IBM, Microsoft, GE and other big vendors all use
people like Visa. Visa start doing encrypted
transactions. Companies start neglecting to
mention this kind of fund transfer in their tax
returns.
Next stage. A company like Visa creates a private
cryptographically managed currency of their own.
Everyone opts to use it and hard crypto, the
US tax man only sees transactions into US
currency space.
Shortly after the USA bankrupted by massive tax
revenue basically suffers a total collapse of
government power.
Welfare collapses leading to riots. The army cant
be paid, healthcare goes totally cash upfront, the
education system fails.
Whether a massive loss of Government is good or
bad is a complex political question to most people
but if you are a politician its easily answered
Alan
The admissability or strength of wiretap evidence isn't the real issue. After all, if there is a criminal case in a court it means that the government is pretty much playing by the rules. What is much more of a concern, and the reason the Bill of Rights was drafted in the first place, is the ease with which the government can probe and harass private citizens without a specific suspicion or for suspicions of political, not criminal activity.
--
"L'IT c'est moi!"
I don't think this is a hollow victory at all, even if the companies go ahead and screw us over with or without the IETF (Did you ever think better of them? The state and the industry have been each others whores for the better part of this century.)
However, this battle was never about whether they are tapping Internet nodes or not. The Internet is already tappable. The FBI can do it, a skilled hacker can do it, and the NSA is most probably already doing it. If you want your communications to be secure: encrypt them. If you don't, there is no reason to think that people aren't, or to argue that they shouldn't be, listening.
What this was about was the integrity of the IETF, and by extension the Internet community. I think that if the IETF had gone ahead with this, many of the ideals that have driven the Internet until today would have been run over once and for all. A yes to collaboration would have been a confirmation that the Net and Web had become nothing more than a PR playground for Disney and Microsoft. But by rejecting this, the IETF has showed that there is more to it than that: that there is still a thread of revolution in the very nature of connectivity, even if you have to dig through a lot of dancing baloney to find it.
That is not a hollow victory...
-
We cannot reason ourselves out of our basic irrationality. All we can do is learn the art of being irrational in a reasonable way.
First of all, there already is a wiretapping standard called RMON. In particular, RMONv2 provides most of what law enforcement would want. RMON allows filtered packet capture, so it would be easy to configure the system to filter for a specific IP address and shunt it over to a buffer. One could easily monitor dialups this way. RMONv2 allows for fairly efficient monitoring (in its alMatrixTable) of source-destination address pairs along with an identification of the protocol (Something Japan requires, and which could easily be used to track down hackers who attempt to bounce attacks through chains of machines designed to conseal the true source).

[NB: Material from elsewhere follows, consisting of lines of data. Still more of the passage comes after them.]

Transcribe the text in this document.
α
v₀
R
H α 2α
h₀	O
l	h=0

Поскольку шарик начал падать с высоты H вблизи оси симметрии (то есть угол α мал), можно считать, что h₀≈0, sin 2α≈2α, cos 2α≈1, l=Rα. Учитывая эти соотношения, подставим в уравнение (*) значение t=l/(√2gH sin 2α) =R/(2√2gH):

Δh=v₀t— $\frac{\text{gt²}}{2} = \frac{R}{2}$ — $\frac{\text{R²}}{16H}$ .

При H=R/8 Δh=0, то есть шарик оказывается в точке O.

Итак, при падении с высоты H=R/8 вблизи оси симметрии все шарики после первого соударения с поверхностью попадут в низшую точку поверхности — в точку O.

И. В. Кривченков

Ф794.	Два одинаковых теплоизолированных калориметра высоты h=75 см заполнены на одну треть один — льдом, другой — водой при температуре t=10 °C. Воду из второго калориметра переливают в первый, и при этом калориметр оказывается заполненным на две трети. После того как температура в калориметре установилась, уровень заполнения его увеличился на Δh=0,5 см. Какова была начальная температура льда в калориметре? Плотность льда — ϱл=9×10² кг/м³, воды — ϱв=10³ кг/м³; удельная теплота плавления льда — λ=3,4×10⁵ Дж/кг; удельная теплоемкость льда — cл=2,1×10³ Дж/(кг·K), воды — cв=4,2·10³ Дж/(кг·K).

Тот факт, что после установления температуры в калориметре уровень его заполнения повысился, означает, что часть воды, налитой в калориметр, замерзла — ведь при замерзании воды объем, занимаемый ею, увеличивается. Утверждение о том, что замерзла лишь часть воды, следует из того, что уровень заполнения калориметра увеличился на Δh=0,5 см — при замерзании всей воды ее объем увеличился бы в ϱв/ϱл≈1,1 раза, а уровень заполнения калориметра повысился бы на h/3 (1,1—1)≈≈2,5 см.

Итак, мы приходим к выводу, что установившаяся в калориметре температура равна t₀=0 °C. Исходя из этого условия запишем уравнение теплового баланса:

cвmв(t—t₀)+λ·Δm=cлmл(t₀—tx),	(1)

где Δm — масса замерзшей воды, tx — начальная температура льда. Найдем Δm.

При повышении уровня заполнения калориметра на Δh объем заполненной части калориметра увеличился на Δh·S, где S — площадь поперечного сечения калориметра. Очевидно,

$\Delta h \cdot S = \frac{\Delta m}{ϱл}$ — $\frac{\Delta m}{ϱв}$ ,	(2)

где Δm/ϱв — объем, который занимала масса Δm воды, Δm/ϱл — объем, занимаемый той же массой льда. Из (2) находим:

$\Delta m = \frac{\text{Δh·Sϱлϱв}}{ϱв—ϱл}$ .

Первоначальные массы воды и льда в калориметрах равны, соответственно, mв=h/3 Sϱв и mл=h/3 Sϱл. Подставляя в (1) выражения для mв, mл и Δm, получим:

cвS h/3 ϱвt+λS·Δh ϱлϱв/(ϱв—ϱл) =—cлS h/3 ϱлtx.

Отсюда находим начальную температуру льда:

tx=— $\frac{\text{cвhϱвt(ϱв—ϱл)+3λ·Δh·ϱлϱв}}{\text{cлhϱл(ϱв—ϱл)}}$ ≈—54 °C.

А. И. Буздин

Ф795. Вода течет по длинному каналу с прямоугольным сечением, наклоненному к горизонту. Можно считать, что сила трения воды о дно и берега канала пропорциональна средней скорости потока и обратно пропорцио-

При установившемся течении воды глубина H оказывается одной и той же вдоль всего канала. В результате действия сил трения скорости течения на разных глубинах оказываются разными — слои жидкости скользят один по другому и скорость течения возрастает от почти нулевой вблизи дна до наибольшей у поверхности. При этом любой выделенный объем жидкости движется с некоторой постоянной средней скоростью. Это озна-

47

A non-RMON solution would presumably copy packets destined to a certain IP address to be copied to another location. Presumably, this would entail simply encapsulating the IP packet inside another and shipping it off to FBI headquarters.
It seems interesting that most /.ers are against it. It seems that natural geek paranoia is winning out over geek superiority. I generally would support it, simply because I use encryption, but I know that stupid people don't. Stupid criminals really annoy me, and such constraints have no effect on ubergeeks who use encryption anyway.
Finally, there is a really good FAQ on the technology of wiretapping at: http://www.robertgraham.com/pubs /sniffing-faq.html. The information in this document could help you wiretap your own network and spy on your neighbors, though of course such activity is completely illegal and I would never encourage it.